We moved to Plymouth. My dad went back to school – after having been a farmer all his live. My mother got a job working at Westwood Lutheran as their Christian education director. This led her to begin a preschool, which grew into a Christian early childhood center. Her work there transformed her life – and blessed the families of hundreds of children.

 When she got cancer and had to quit after 40 years of building this program, I worried about my mother. How would she cope? And yet, God provided another way. God opened her eyes to the other cancer patients in the doctor’s office – they were all on the same chemo schedule -- and so little by little, she and her friend Carole brought love and care as well as joy and laughter to the waiting rooms.

 I could tell many stories about the Holy Spirit opening people up, cracking us open and providing unimagined blessings. But the next story I want to tell you is a story about a church in Indiana that was cracked open in a new way. Nick Tangen, the director of Faith Practices, Neighboring Practices, interviewed Pastor Michael Mather on his blog about how his church in Indiana was transformed when they started noticing and supporting the gifts of the people in their neighborhood.
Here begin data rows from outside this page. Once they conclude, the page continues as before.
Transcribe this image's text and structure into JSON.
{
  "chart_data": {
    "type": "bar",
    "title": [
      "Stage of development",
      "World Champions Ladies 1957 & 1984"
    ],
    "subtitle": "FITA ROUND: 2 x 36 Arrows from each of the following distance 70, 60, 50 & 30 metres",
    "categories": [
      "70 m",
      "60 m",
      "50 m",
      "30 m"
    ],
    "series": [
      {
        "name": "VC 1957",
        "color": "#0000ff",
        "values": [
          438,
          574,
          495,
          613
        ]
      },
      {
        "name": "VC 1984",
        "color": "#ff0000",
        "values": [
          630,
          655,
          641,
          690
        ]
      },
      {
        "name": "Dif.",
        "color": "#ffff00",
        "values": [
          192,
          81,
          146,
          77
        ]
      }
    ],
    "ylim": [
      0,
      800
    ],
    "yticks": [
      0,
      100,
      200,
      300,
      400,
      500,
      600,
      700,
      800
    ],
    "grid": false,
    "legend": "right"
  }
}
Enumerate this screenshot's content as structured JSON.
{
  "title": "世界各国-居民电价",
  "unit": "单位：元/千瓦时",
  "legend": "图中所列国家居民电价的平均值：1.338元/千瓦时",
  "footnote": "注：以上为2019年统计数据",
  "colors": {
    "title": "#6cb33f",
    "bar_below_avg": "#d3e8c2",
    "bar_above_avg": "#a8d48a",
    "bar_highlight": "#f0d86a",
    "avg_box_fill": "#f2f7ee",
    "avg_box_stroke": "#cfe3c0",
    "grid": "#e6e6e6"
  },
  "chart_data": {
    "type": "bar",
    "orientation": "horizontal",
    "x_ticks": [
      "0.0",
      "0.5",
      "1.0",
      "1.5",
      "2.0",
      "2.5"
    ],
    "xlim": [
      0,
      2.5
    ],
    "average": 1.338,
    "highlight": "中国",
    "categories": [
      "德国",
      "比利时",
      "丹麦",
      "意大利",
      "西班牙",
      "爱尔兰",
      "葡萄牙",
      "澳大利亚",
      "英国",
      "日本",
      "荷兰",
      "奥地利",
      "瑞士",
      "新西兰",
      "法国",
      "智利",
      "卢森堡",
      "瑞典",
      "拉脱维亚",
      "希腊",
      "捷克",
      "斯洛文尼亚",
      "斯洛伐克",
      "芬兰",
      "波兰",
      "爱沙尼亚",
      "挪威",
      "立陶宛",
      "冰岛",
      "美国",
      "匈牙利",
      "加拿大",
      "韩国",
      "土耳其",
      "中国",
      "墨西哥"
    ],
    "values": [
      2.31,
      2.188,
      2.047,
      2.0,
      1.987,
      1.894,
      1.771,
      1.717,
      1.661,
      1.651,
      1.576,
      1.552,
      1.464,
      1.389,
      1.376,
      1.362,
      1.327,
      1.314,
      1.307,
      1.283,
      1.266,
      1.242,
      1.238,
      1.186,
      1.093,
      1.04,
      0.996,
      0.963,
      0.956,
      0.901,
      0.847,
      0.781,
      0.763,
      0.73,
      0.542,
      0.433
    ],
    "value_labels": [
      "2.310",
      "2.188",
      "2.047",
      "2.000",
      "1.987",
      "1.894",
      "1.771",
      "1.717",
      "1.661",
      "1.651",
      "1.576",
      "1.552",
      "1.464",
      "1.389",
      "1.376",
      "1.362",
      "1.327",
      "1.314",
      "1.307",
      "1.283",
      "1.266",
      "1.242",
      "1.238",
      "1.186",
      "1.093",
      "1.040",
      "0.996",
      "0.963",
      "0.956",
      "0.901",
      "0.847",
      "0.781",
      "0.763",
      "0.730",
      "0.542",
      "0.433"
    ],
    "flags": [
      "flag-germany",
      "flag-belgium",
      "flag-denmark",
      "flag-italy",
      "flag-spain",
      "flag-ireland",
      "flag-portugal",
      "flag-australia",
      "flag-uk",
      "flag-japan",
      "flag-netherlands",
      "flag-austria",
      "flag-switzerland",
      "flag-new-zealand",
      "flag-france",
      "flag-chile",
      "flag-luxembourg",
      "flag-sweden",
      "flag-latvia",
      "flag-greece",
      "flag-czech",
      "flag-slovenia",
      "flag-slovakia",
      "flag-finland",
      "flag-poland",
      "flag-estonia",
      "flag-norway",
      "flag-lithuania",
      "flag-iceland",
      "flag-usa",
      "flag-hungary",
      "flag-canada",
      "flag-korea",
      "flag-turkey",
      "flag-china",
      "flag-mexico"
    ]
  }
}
 The church had been running a tutoring program for 30 years. They were proud of the program – they had professional people in the city coming to help. But, despite their efforts, the graduation rate in their neighborhood continued to get worse. It wasn’t because of what they were doing – but it was discouraging. They never thought to ask the neighbors for help.

 Until one day, when they met Maya. Maya runs tutoring out of her house. She works at ATT at night. During the day she invites the kids on her block to come over to her house and teaches them everything from phonics to Sophocles. When they asked why, she said, “well, if the kids don’t know how to read, I teach them phonics. If they do, I teach Sophocles – and everything in-between.” Then, every Fridays she has a barbecue in the backyard and the kids present what they have learned to their families.
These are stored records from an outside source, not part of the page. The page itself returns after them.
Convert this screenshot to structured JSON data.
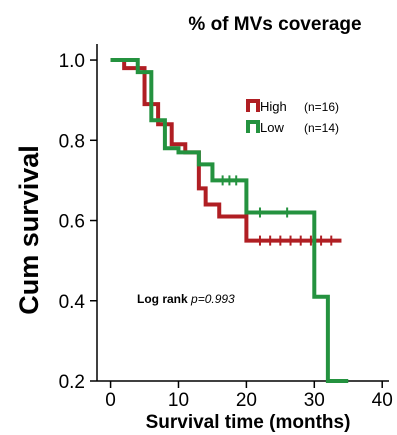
{
  "chart_data": {
    "type": "line",
    "title": "% of MVs coverage",
    "xlabel": "Survival time (months)",
    "ylabel": "Cum survival",
    "xlim": [
      -2,
      41
    ],
    "ylim": [
      0.2,
      1.04
    ],
    "x_ticks": [
      0,
      10,
      20,
      30,
      40
    ],
    "y_ticks": [
      0.2,
      0.4,
      0.6,
      0.8,
      1.0
    ],
    "x_tick_labels": [
      "0",
      "10",
      "20",
      "30",
      "40"
    ],
    "y_tick_labels": [
      "0.2",
      "0.4",
      "0.6",
      "0.8",
      "1.0"
    ],
    "grid": false,
    "legend_position": "top-right",
    "annotation": {
      "prefix": "Log rank ",
      "stat": "p=0.993"
    },
    "series": [
      {
        "name": "High",
        "n_label": "(n=16)",
        "color": "#b01e23",
        "steps": [
          [
            0,
            1.0
          ],
          [
            2,
            0.98
          ],
          [
            5,
            0.89
          ],
          [
            7,
            0.84
          ],
          [
            9,
            0.79
          ],
          [
            11,
            0.77
          ],
          [
            13,
            0.68
          ],
          [
            14,
            0.64
          ],
          [
            16,
            0.61
          ],
          [
            20,
            0.55
          ],
          [
            34,
            0.55
          ]
        ],
        "censored_x": [
          22,
          23.5,
          25,
          26.5,
          28,
          29.5,
          31,
          32.5
        ]
      },
      {
        "name": "Low",
        "n_label": "(n=14)",
        "color": "#24923f",
        "steps": [
          [
            0,
            1.0
          ],
          [
            4,
            0.97
          ],
          [
            6,
            0.85
          ],
          [
            8,
            0.78
          ],
          [
            10,
            0.77
          ],
          [
            13,
            0.74
          ],
          [
            15,
            0.7
          ],
          [
            20,
            0.62
          ],
          [
            30,
            0.41
          ],
          [
            32,
            0.2
          ],
          [
            35,
            0.2
          ]
        ],
        "censored_x": [
          16.5,
          17.5,
          18.5,
          22,
          26
        ]
      }
    ]
  }
}
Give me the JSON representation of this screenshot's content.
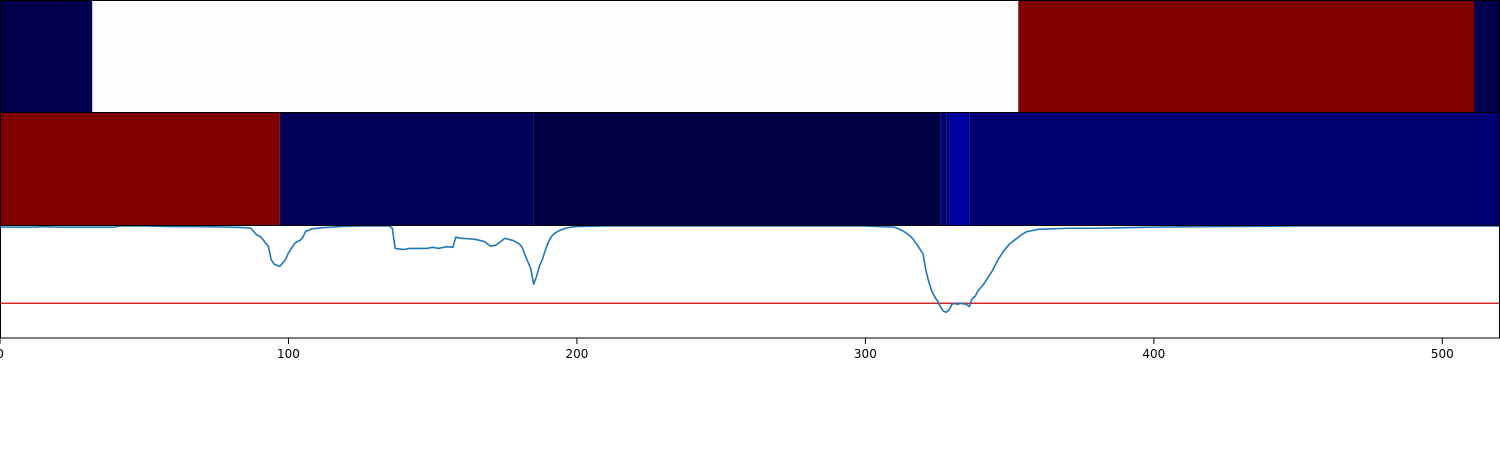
{
  "chart_data": {
    "type": "line",
    "title": "",
    "xlabel": "",
    "ylabel": "",
    "xlim": [
      0,
      520
    ],
    "x_ticks": [
      {
        "value": 0,
        "label": "0"
      },
      {
        "value": 100,
        "label": "100"
      },
      {
        "value": 200,
        "label": "200"
      },
      {
        "value": 300,
        "label": "300"
      },
      {
        "value": 400,
        "label": "400"
      },
      {
        "value": 500,
        "label": "500"
      }
    ],
    "heatmap_rows": [
      {
        "segments": [
          {
            "start": 0,
            "end": 32,
            "color": "#00004c"
          },
          {
            "start": 32,
            "end": 353,
            "color": "#fffcfc"
          },
          {
            "start": 353,
            "end": 511,
            "color": "#800000"
          },
          {
            "start": 511,
            "end": 520,
            "color": "#00004c"
          }
        ]
      },
      {
        "segments": [
          {
            "start": 0,
            "end": 97,
            "color": "#800000"
          },
          {
            "start": 97,
            "end": 185,
            "color": "#000059"
          },
          {
            "start": 185,
            "end": 326,
            "color": "#000046"
          },
          {
            "start": 326,
            "end": 328,
            "color": "#00007a"
          },
          {
            "start": 328,
            "end": 329,
            "color": "#000060"
          },
          {
            "start": 329,
            "end": 336,
            "color": "#0000a0"
          },
          {
            "start": 336,
            "end": 520,
            "color": "#000074"
          }
        ]
      }
    ],
    "ylim": [
      0.0,
      1.0
    ],
    "threshold": {
      "value": 0.31,
      "color": "#d62728"
    },
    "series": [
      {
        "color": "#1f77b4",
        "x": [
          0,
          13,
          14,
          20,
          30,
          40,
          41,
          50,
          60,
          70,
          80,
          85,
          87,
          88,
          89,
          90,
          91,
          92,
          93,
          94,
          95,
          96,
          97,
          98,
          99,
          100,
          101,
          102,
          103,
          104,
          105,
          106,
          107,
          108,
          110,
          112,
          115,
          120,
          125,
          130,
          133,
          135,
          136,
          137,
          140,
          142,
          145,
          148,
          150,
          152,
          155,
          157,
          158,
          160,
          163,
          165,
          168,
          169,
          170,
          172,
          175,
          178,
          180,
          181,
          182,
          183,
          184,
          185,
          186,
          187,
          188,
          189,
          190,
          191,
          192,
          194,
          196,
          198,
          200,
          205,
          210,
          220,
          240,
          260,
          280,
          300,
          310,
          312,
          314,
          316,
          318,
          320,
          321,
          322,
          323,
          324,
          325,
          326,
          327,
          328,
          329,
          330,
          331,
          332,
          333,
          334,
          335,
          336,
          337,
          338,
          339,
          340,
          341,
          342,
          344,
          346,
          348,
          350,
          352,
          354,
          356,
          360,
          370,
          380,
          390,
          400,
          420,
          450,
          480,
          500,
          520
        ],
        "values": [
          0.99,
          0.99,
          0.995,
          0.99,
          0.99,
          0.99,
          1.0,
          1.0,
          0.995,
          0.995,
          0.99,
          0.985,
          0.98,
          0.95,
          0.92,
          0.91,
          0.885,
          0.85,
          0.82,
          0.7,
          0.66,
          0.65,
          0.64,
          0.67,
          0.7,
          0.76,
          0.8,
          0.84,
          0.86,
          0.87,
          0.9,
          0.955,
          0.96,
          0.975,
          0.98,
          0.985,
          0.99,
          0.998,
          1.0,
          1.0,
          1.0,
          1.0,
          0.98,
          0.8,
          0.79,
          0.8,
          0.8,
          0.8,
          0.81,
          0.8,
          0.815,
          0.81,
          0.9,
          0.89,
          0.885,
          0.88,
          0.86,
          0.84,
          0.82,
          0.83,
          0.89,
          0.87,
          0.84,
          0.81,
          0.74,
          0.68,
          0.62,
          0.48,
          0.55,
          0.64,
          0.7,
          0.78,
          0.85,
          0.9,
          0.93,
          0.96,
          0.98,
          0.99,
          0.995,
          0.998,
          1.0,
          1.0,
          1.0,
          1.0,
          1.0,
          1.0,
          0.99,
          0.97,
          0.94,
          0.9,
          0.83,
          0.75,
          0.6,
          0.5,
          0.42,
          0.37,
          0.33,
          0.28,
          0.24,
          0.23,
          0.25,
          0.3,
          0.31,
          0.3,
          0.31,
          0.305,
          0.3,
          0.28,
          0.35,
          0.37,
          0.42,
          0.45,
          0.48,
          0.52,
          0.6,
          0.7,
          0.78,
          0.84,
          0.88,
          0.92,
          0.95,
          0.97,
          0.98,
          0.98,
          0.985,
          0.99,
          0.995,
          1.0,
          1.0,
          1.0,
          1.0
        ]
      }
    ],
    "grid": false,
    "legend": "none"
  }
}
 The pastor asked her to come and meet with the church. She said she was too shy to speak in front of the whole church, but that she would come and they could tell her story and she would stay and talk to people after church. Maya lives only a few blocks away, but they could tell that she had never been to church there before because when she came into the church, she sat down in the front row

 At the end of the service, the pastor invites Maya to stand and then tells the congregation about the tutoring program that she runs out of her house.  He then asks everyone who would like to support the work that she is doing, to stand up. Everyone stands up. But Maya doesn’t know this because her back is to the rest of the congregation since she is still standing in the front row. Then the person who is leading says, “Will all of you who are standing support Maya with your prayers, your presence, your gifts and your witness? If so, say, “We will.” The congregation shouts We WILL!” At the sound of all those voices, Maya jumps up in the air and turns around. Two things are cracked open that had been invisible before. The congregation knows the good gifts and the ministry that had been happening right in their neighborhood – and Maya knew that there was a whole congregation of people ready and eager to support the work that she was doing.  God cracked open the ministry of that church on that day. They changed their ministry from thinking about what their neighbor needed to focusing on the gifts that God had given them and their neighbors.  

 How is God opening our eyes and our hearts? How is God at work in our lives and in our neighborhood and in the gifts and talents of our neighbors?  God is not finished. Let us pray God will open the eyes of our hearts to see God. And, let us pray that God’s love may be proclaimed in and through us and our neighbors to this world that God so loves.  Thanks be to God. Amen.